Une ville qui pourrait aisément être New York, disons quelque part dans les années 1930 : trafic congestionné, gratte-ciels (encore un peu timides peut-être – on le verra), chapeaux mous et borsalinos pour les hommes, robes fleuries à la longueur fort décente pour les femmes, cigares, whiskies et cabarets. Un syndicat professionnel et une administration municipale travaillent la main dans la main, au service du Progrès et de la Sécurité : ceux des ascensoristes, ou plutôt du Transport Vertical, lancés ensemble à la conquête du ciel et de la modernité, sous l’œil attentif et volontiers corrupteur des industriels du secteur et de diverses mafias friandes de juteux contrats de maintenance.

Lila Mae sait de quoi il s’agit. Dans le fond noir et poussiéreux de la gaine, le trio d’amortisseurs hélicoïdaux s’éloigne d’elle, dix étages plus bas. Inutile de poursuivre. Juste avant d’ouvrir les yeux, elle essaie d’imaginer l’expression du gardien. Elle tombe très loin du compte, sauf pour l’arc de la bouche, mais il ne compte pas dans la mesure où elle l’a déjà vu quand il lui a ouvert la porte de l’immeuble. Les yeux du gardien sont deux fentes noires indistinctes qui se fondent dans son regard indéchiffrable. Il retrousse les lèvres si haut qu’on a l’impression qu’elles vont être aspirées par ses narines. « Je vais être obligée de vous sanctionner pour défaut de limiteur de vitesse », dit Lila Mae. La porte s’ouvre doucement sur son rail. À cette hauteur et si près du local machinerie, la vibration du moteur au ralenti est stable . Totale.
« Mais vous y avez même pas jeté un coup d’œil. Vous l’avez même pas regardé », s’insurge le gardien. Il n’en revient pas, et la stupéfaction pique ses joues de minuscules taches de sang.

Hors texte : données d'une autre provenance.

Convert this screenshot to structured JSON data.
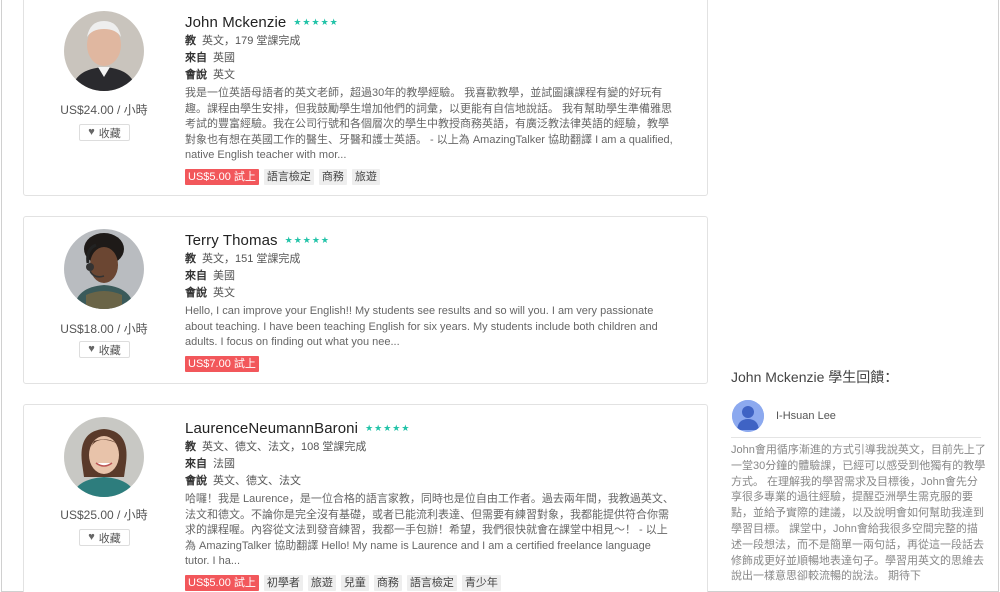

« Je vais être obligée de vous sanctionner pour défaut de limiteur de vitesse », répète Lila Mae en retirant les petites vis de la plaque de verre qui protège le tableau d’inspection sur la paroi antérieure gauche de l’ascenseur. Sur le manche de son tournevis, on peut lire : PROPRIÉTÉ DU SERVICE DES INSPECTEURS DES ASCENSEURS. « Il accroche à peu près tous les six mètres. » Elle retire la fiche d’inspection qui se trouve sous la vitre. « Je peux aller chercher mon manuel dans la voiture si vous voulez. Vous pourrez vérifier la réglementation par vous-même, conclut-elle.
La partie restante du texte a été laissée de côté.